Question

The density (in \(\mathrm{g} /\) l) of an equimolar mixture of methane and ethane at 1 atm and \(0^{\circ} \mathrm{C}\) is (a) \(1.03\) (b) \(2.05\) (c) \(0.94\) (d) \(1.25\)

Short answer

g/L

Step-by-step solution

1. Determine the molar mass of each gas

To start, we need to know the molar mass of both methane (CH4) and ethane (C2H6). From the periodic table, the molar mass of carbon is 12, and hydrogen is 1. Molar mass of methane (CH4) = 12 + (4 × 1) = 16 g/mol Molar mass of ethane (C2H6) = (2 × 12) + (6 × 1) = 24 + 6 = 30 g/mol

2. Find the molar mass of the equimolar mixture

Since the mixture contains equal moles of methane and ethane, the average molar mass of the mixture can be found by taking the arithmetic mean of the molar masses of both gases.

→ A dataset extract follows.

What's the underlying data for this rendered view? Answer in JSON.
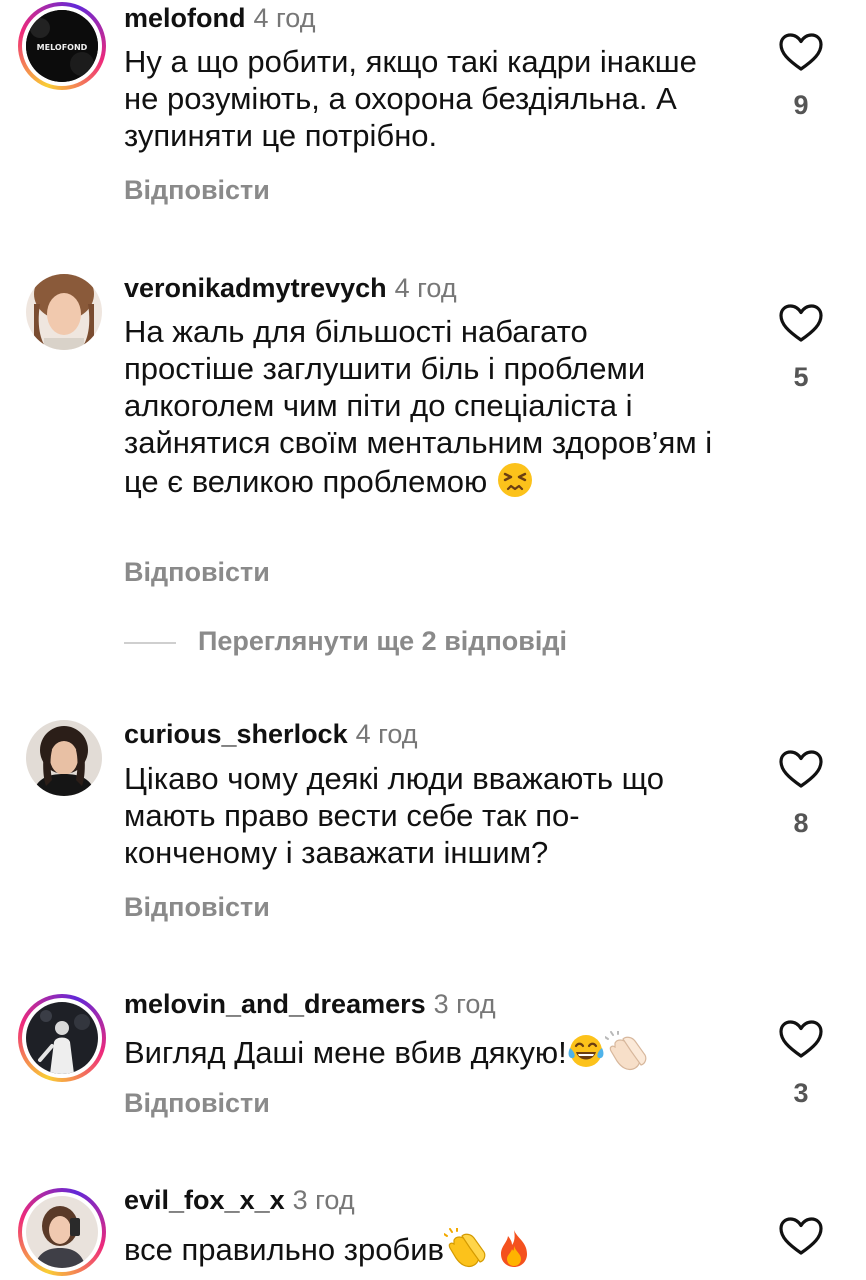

Mixture molar mass = (Molar mass of CH4 + Molar mass of C2H6) / 2 Mixture molar mass = (16 g/mol + 30 g/mol) / 2 = 23 g/mol

3. Use the ideal gas equation to find the density of the mixture

The ideal gas equation is given by: PV = nRT where P is the pressure, V is the volume, n is the number of moles, R is the universal gas constant, and T is the temperature. To find the density (mass/volume), we can rearrange this equation: Density = mass/volume = (n × Mixture molar mass) / V Since PV = nRT, we can substitute for n: Density = (P × Mixture molar mass) / (R × T) Given: P = 1 atm, T = \(0^{\circ} \mathrm{C}\) = 273.15 K, and R = 0.0821 L × atm / (mol × K) Density = (1 atm × 23 g/mol) / (0.0821 L × atm / (mol × K) × 273.15 K)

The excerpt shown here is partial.